Perhaps the most difficult task that I gave myself upon coming to Menninger was that I would be utterly open and honest with my peers and my team. For an introvert like me, this was like open-heart surgery without anesthesia; I was constantly anxious, I sweated like I was running a marathon, and I agonized over what to say. But my openness and honesty, combined with the knowledge of shared experiences and the constant contact with peers, slowly bore fruit. I spoke about things in group psychotherapy I had never mentioned before; I connected with people who wanted to know more about me, and I reached out to peers who looked like they needed friendly contact. I got to know all of my peers, and developed close friendships with quite a few of them. As friends started to leave – their time at the clinic ending before mine – I looked for new people to interact with, even while grieving for the friends I might never see again. I was seen as such a pillar of the unit that I became first the vice-president, then president, of patient government.

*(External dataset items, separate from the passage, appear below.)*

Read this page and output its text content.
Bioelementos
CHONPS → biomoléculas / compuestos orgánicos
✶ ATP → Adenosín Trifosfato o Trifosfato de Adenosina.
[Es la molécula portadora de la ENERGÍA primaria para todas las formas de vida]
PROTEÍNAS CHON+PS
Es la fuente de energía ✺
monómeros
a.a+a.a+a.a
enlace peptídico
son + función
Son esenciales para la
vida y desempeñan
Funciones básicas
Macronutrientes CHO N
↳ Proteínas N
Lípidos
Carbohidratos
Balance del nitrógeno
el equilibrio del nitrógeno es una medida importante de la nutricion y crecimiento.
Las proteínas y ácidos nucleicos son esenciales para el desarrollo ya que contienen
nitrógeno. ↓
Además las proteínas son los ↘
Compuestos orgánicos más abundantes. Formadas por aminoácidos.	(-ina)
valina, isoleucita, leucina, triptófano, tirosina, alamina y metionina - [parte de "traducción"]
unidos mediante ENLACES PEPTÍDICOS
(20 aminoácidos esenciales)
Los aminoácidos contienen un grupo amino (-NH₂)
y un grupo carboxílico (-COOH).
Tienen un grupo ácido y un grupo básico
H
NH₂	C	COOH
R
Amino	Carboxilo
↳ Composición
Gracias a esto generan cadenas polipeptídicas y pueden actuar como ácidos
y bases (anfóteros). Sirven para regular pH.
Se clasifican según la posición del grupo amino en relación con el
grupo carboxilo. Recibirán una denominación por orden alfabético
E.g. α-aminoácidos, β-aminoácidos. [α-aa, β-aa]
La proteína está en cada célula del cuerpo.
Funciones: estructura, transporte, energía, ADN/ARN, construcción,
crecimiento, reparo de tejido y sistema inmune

I wasn’t totally successful, of course. I still had some major problems, like with my roommate – who stayed up several hours later than I did, left all his lights on, and couldn’t move quietly at all – and a peer who came in late in my stay at the clinic who I found to be smug, offensive, and totally ignorant of the personal boundaries of others. I never worked up the will to confront either of them, which bothers me even now. And a lack of helpful introspection made it hard for me to talk about some things, especially with people I wasn’t quite familiar with. But my openness and emotional vulnerability – though exceptionally painful and difficult – has paid off; I have made a number of good friends who I am proud to know, and we have helped each other through very harsh parts of our therapy. Even those who have left, I try to keep in contact with, and those who are here at the step-down program are happy to have me around, and I feel the same.
So, am I the same person who left St. Louis? The one with no close friends, despite a number of acquaintances, in the area? I’m not sure. Maybe the shared experiences of my peers at Menninger made friendship easier, and maybe the close quarters facilitated a more social environment. Maybe I will feel the same reluctance to reach out to others as I did before. But then, maybe not; maybe my self-confidence has been raised to a point where I feel like I can invite someone out to a movie, or just have an in-depth conversation about the merits of various RPG systems, without a paralyzing fear of rejection. I suppose only time will tell.